Modeling of Block Motions due to a Buried Explosion. Excitation of Acoustic Waves by Seismic Sources

Abstract : A study conclusions include: (1) Qualitative effects of block motions in axisymmetric geometry on the outgoing radiation field are usefully described by an analytical model if the boundary condition across them slipping interface is linear. Comparison between analytical and numerical results shows that our numerical treatment of imperfectly bonded joints in a rock mass is correct and accurate; (2) Quantitative agreement between numerical simulations and field observations is achieved for a rate independent dry friction boundary condition, with a kinetic friction coefficient of 0.77; and (3) In axisymmetric geometry, an equivalent seismic source which accounts for block motion contains both dipole and octuopole terms. Evaluation of these contributions to the elastodynamic radiation field, for both linear and nonlinear boundary conditions shows that this equivalent source is a very poor radiator at long periods, and cannot lead to surface wave reversals.
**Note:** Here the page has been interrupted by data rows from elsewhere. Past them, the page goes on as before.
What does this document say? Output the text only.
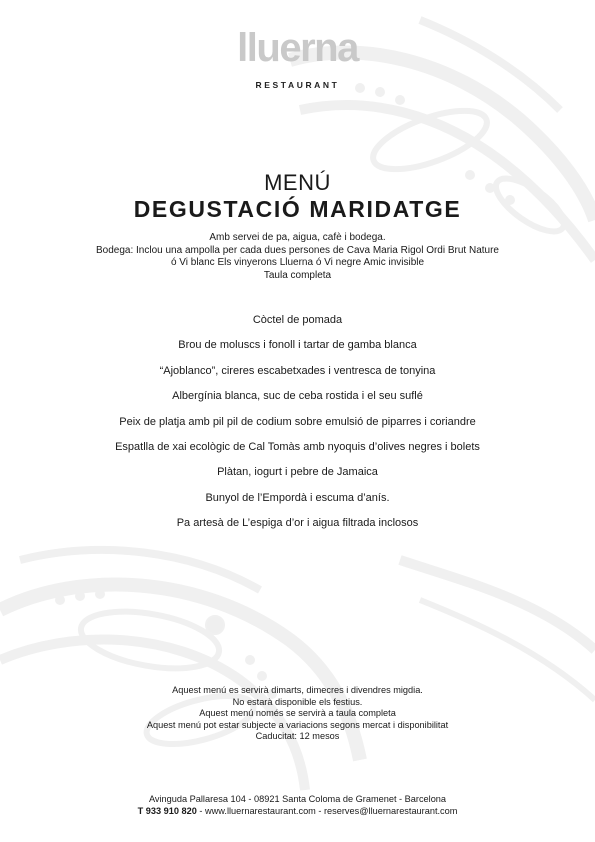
lluerna
RESTAURANT
MENÚ
DEGUSTACIÓ MARIDATGE
Amb servei de pa, aigua, cafè i bodega.
Bodega: Inclou una ampolla per cada dues persones de Cava Maria Rigol Ordi Brut Nature
ó Vi blanc Els vinyerons Lluerna ó Vi negre Amic invisible
Taula completa
Còctel de pomada
Brou de moluscs i fonoll i tartar de gamba blanca
“Ajoblanco”, cireres escabetxades i ventresca de tonyina
Albergínia blanca, suc de ceba rostida i el seu suflé
Peix de platja amb pil pil de codium sobre emulsió de piparres i coriandre
Espatlla de xai ecològic de Cal Tomàs amb nyoquis d’olives negres i bolets
Plàtan, iogurt i pebre de Jamaica
Bunyol de l’Empordà i escuma d’anís.
Pa artesà de L’espiga d’or i aigua filtrada inclosos
Aquest menú es servirà dimarts, dimecres i divendres migdia.
No estarà disponible els festius.
Aquest menú només se servirà a taula completa
Aquest menú pot estar subjecte a variacions segons mercat i disponibilitat
Caducitat: 12 mesos
Avinguda Pallaresa 104 - 08921 Santa Coloma de Gramenet - Barcelona
T 933 910 820 - www.lluernarestaurant.com - reserves@lluernarestaurant.com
Also reported is an investigation of acoustic coupling of seismic waves. We have validated the results of previous simulations of this phenomenon which used the San Fernando earthquake, reviewed the literature to determine the range of source parameters to be expected for earthquakes of magnitude of approx. 4.0, and are proceeding with the modeling of near source ground motion associated with a well-recorded (M sub L = 4.1) aftershock of the Oroiville sequence.